In general I thought the book did a nice job of informing the reader about the motivations of the lead actors. (I thought “The Looming Tower” (by Lawrence Wright) gave a much more comprehensive background but this book moved at a quicker pace and also has lots of interesting information about AQAP which was in its earliest form when The Looming Tower was published.) The background on Yemen was also informative and concise.

If the subject matter interests you this book is worth reading.

Read like a fiction story. Gave a lot of humanity to the characters, on all sides. The fictionalized (and brief, not at all in depth) retelling covered up many sides of the truth, though.

I really enjoyed this book about Yemen as a growing site of AQAP and other extremist activity, as well as a place that the US has ineffectually meddled in the past. I would have liked to see a deeper treatment of the tribal context for Yemeni politics, but that's probably not practical in a book primarily oriented toward the topic of international terrorism.

Highly recommended for anyone who wants to know more about the regional context of the conflicts in Iraq, Afghanistan, Iran, Egypt, and Saudi Arabia.

An excellent book that provides an eminently readable narrative on Yemen, a country we should all know more about, and Al Qaeda's history there.
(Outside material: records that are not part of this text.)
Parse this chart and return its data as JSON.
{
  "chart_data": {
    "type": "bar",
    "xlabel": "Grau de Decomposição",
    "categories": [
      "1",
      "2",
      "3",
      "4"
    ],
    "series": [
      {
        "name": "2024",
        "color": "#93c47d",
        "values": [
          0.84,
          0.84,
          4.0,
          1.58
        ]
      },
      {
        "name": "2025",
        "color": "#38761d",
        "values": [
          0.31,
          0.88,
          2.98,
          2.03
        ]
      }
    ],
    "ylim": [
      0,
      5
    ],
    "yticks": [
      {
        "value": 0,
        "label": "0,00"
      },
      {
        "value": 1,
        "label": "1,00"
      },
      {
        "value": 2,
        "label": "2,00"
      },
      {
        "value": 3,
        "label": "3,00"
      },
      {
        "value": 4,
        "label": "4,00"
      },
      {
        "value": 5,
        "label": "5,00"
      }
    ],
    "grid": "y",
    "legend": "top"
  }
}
Great for those coming to the topic from scratch. Johnsen draws together a variety of strands together to tell the history of Al-Qaeda in the Arabian Peninsula or AQAP, with a specific focus on its actions in Yemen.

I found the sourcing convention (no footnotes, but most things referenced at the back) a bit frustrating, but that's probably just me. For everyone else, this is an excellent (if dated by a few years, now) primer on religiously-inspired militancy in Yemen.